Catching up with all the blogs I missed in the last month, I descended upon the Invasive Species Weblog tonight.
Always good for a botanical chuckle or two, I nearly spat out my cherry-flavoured honey toast* when I read that rock snot (Didymosphenia geminate) is now on the Oregon Department of Agriculture’s top 100 dangerous invasive species.
How delightfully obscene – a plant called rock snot! The grade two boy in me wanted to know more.
Rock snot, also called didymo, is a diatom. Millions of these single-celled organisms turn fresh-water streams into vats of brown slime by latching on to rocks. Hailing from northern Europe, rock snot starts out as bubble-shaped warts on rocks that feel “like wet cotton wool.” In later stages, “streamers turn white at their ends and fragments float downstream similar to clumps of tissue paper”. Rock snot is highly invasive; to stop its spread, fishermen must sterilize their clothing and wet pets must be thoroughly dried off for 48 hours before plunging them into new waters.

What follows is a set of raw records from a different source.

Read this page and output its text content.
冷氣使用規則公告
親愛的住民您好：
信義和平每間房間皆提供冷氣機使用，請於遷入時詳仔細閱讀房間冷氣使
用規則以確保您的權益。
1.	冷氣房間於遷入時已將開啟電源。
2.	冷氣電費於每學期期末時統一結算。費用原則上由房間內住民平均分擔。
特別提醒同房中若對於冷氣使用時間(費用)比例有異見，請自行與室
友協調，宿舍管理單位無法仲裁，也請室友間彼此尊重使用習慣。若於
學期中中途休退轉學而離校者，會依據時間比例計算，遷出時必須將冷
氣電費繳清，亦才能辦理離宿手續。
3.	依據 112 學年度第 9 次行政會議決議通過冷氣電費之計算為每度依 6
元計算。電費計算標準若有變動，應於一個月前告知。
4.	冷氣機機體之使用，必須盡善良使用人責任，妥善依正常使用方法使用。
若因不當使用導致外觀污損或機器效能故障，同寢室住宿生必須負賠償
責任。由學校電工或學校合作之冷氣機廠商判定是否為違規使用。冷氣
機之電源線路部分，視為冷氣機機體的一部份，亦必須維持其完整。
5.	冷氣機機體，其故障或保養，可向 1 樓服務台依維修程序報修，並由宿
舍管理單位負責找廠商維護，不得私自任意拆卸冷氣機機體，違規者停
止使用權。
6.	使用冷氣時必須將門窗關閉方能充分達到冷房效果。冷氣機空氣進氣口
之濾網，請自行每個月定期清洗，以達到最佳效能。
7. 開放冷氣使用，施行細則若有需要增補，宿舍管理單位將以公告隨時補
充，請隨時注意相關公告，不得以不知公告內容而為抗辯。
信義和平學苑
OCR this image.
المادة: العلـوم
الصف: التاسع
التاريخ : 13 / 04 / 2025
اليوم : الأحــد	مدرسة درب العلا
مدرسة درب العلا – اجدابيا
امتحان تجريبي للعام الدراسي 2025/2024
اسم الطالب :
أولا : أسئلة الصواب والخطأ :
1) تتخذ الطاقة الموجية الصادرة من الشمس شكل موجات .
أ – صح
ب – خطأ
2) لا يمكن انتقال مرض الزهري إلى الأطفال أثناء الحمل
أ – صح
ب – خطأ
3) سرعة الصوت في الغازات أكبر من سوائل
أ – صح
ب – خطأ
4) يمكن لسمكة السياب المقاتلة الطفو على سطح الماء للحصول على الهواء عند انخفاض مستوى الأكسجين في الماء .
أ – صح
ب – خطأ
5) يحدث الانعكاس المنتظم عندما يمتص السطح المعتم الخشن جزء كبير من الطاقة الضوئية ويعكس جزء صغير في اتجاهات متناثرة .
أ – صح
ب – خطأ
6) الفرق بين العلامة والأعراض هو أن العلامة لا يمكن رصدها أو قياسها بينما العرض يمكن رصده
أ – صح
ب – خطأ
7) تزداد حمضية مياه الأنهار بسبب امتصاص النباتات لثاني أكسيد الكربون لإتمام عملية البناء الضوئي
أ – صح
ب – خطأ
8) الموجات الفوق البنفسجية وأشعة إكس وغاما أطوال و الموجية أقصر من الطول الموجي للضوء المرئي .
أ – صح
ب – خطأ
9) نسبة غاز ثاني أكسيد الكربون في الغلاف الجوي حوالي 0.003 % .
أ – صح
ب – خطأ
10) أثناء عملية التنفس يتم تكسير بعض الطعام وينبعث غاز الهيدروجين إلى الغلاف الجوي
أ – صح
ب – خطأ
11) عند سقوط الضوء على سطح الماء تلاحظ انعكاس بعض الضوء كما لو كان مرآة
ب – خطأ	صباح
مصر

Also on the list for those of us who like the bizarre are the following:
- Hazelnut bacteria canker (Pseudomonas avellanae): responsible for the decline of Nutella ingredients in Europe.
- Potato wart (Synchytrium endobioticum): with a lifespan of about 40 years, spuds become “unmarketable” for the “disease is comparative to a condition resembling elephantiasis, the human deformity suffered by John Merrick and chronicled in the movie The Elephant Man.”
- Dead man’s fingers (Codium fragile tomentosoides): also known as green fleece, green sea fingers, oyster thief and Sputnik weed, this algae smothers oysters, mussels and scallops, and makes waterfronts stinky.
- Yellow floating heart (Nymphoides peltata): a rather pretty type of east Asian waterlily sold in plant stores, this aggressive species chokes out other plants and sometimes stagnates water.
- Mile-a-minute weed (Polygonum perfoliatum): also known as Devil’s tail, tearthumb, tearthumb weed, Asiatic tearthumb, Devil shield, mile-a-minute vine and Chinese tearthumb, this plant grows around six inches a day.
And bonus point to the Inavasive Species Weblog’s Dr. Jennifer Forman Orth for more new vocabulary: myrmecologist (a person who studies the life cycles, behavior, ecology, or diversity of ants – which led me to hymenopterist, or a person who studies the life cycles, behavior, ecology, or diversity of wasps and bees) and piscicide (a chemical substance for destroying fish pests).
*I prefer my toast rare. If you should ever need to win favour with me by offering me toast, keep this in mind.